Member of the Arkansas House of Representatives from the 89th district
- In office 2007–2011
- Succeeded by: Charlie Collins

Personal details
- Born: September 14, 1948 Okmulgee, Oklahoma, U.S.
- Died: December 5, 2018 (aged 70) Washington County, Arkansas, U.S.
- Party: Democratic
- Children: 2
- Alma mater: University of Arkansas
- Occupation: farrier, farmer

Military service
- Allegiance: United States
- Branch/service: United States Army
- Rank: Sergeant

= Jim House =

American politician and farmer (1948–2018)

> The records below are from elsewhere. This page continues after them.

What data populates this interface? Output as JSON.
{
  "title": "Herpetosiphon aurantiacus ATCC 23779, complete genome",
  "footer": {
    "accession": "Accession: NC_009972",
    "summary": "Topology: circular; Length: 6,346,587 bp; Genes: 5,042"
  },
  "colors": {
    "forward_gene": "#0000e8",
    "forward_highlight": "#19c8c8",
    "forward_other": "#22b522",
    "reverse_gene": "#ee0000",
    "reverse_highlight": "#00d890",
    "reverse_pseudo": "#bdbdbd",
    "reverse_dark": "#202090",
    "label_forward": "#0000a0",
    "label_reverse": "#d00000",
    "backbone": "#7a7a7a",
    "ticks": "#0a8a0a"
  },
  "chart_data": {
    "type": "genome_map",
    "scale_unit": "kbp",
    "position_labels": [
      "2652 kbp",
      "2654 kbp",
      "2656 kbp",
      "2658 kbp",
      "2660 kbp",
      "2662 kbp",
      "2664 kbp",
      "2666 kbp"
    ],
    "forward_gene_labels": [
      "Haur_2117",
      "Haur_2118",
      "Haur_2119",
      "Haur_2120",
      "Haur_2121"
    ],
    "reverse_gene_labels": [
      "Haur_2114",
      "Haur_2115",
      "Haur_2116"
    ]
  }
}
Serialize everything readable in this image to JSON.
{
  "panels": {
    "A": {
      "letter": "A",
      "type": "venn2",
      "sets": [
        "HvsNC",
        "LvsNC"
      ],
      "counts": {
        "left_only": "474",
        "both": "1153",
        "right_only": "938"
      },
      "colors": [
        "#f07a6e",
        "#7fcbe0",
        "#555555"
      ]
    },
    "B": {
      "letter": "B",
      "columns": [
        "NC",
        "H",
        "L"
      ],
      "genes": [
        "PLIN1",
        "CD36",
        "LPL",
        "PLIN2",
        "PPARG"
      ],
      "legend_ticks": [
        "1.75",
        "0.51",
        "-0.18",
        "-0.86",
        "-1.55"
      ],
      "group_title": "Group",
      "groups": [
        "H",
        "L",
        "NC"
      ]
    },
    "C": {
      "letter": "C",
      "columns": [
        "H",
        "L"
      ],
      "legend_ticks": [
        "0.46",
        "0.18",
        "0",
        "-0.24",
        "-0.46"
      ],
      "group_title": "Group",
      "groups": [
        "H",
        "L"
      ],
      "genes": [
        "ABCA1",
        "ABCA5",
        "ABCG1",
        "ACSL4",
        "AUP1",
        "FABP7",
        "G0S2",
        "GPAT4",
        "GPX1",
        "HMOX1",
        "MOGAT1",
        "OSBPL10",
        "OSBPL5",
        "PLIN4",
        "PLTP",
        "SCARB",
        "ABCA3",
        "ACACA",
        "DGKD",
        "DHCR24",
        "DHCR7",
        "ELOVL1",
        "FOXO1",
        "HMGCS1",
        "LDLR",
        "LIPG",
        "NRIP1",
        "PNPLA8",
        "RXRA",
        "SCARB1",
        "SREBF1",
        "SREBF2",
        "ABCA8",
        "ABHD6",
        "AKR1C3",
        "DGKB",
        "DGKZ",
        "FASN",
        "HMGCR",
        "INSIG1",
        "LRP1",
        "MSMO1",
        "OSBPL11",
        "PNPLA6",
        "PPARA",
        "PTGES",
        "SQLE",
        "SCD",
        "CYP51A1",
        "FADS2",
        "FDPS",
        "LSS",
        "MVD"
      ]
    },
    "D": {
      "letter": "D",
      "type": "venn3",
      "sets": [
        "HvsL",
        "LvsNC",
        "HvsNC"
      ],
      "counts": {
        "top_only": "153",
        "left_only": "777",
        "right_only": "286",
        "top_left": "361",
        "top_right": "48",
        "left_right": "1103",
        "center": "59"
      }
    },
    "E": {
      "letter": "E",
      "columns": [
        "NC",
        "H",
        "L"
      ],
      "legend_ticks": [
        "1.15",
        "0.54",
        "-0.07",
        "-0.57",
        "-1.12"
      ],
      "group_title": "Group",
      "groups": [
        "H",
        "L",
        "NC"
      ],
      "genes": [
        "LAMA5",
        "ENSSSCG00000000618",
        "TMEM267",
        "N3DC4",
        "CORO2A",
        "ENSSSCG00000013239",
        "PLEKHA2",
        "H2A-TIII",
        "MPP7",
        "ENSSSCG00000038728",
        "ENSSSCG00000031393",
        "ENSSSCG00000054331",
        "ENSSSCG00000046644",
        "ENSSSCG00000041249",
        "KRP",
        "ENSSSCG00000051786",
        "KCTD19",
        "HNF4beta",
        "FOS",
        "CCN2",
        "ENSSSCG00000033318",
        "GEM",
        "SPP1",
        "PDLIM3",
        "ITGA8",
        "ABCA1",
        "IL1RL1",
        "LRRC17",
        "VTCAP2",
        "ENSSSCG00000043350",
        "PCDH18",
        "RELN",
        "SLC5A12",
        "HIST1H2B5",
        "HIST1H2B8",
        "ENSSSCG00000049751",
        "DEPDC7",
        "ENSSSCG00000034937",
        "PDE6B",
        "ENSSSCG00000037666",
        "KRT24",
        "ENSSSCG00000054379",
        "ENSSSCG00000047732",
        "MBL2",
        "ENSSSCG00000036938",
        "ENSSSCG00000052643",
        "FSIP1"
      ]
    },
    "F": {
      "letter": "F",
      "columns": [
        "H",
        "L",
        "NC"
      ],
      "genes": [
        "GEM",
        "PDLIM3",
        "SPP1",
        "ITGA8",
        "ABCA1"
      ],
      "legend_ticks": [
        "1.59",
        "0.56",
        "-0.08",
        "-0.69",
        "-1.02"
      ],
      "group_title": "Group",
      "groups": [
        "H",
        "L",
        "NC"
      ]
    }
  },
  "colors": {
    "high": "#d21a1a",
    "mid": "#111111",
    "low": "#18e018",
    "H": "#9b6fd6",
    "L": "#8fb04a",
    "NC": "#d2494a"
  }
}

James William House (September 14, 1948 – December 5, 2018) was an American farmer and a Democratic politician from the U.S. state of Arkansas.

== Biography ==
House was born in Okmulgee, Oklahoma, and moved in 1957 to Washington County, Arkansas, where he resided in the county seat of Fayetteville. In 1971, House received his Bachelor of Science degree in agriculture from the University of Arkansas. He served in the United States Army in 1971 and 1972 and was stationed in South Vietnam. He was commissioned a sergeant. From 1974 to 2000, House worked for the Arkansas Department of Health as an area manager. He was a farmer and a farrier. House served for two terms in the Arkansas House of Representatives from 2007 to 2011. House died on December 5, 2018, in a tractor mishap at his farm in Washington County. He was 70.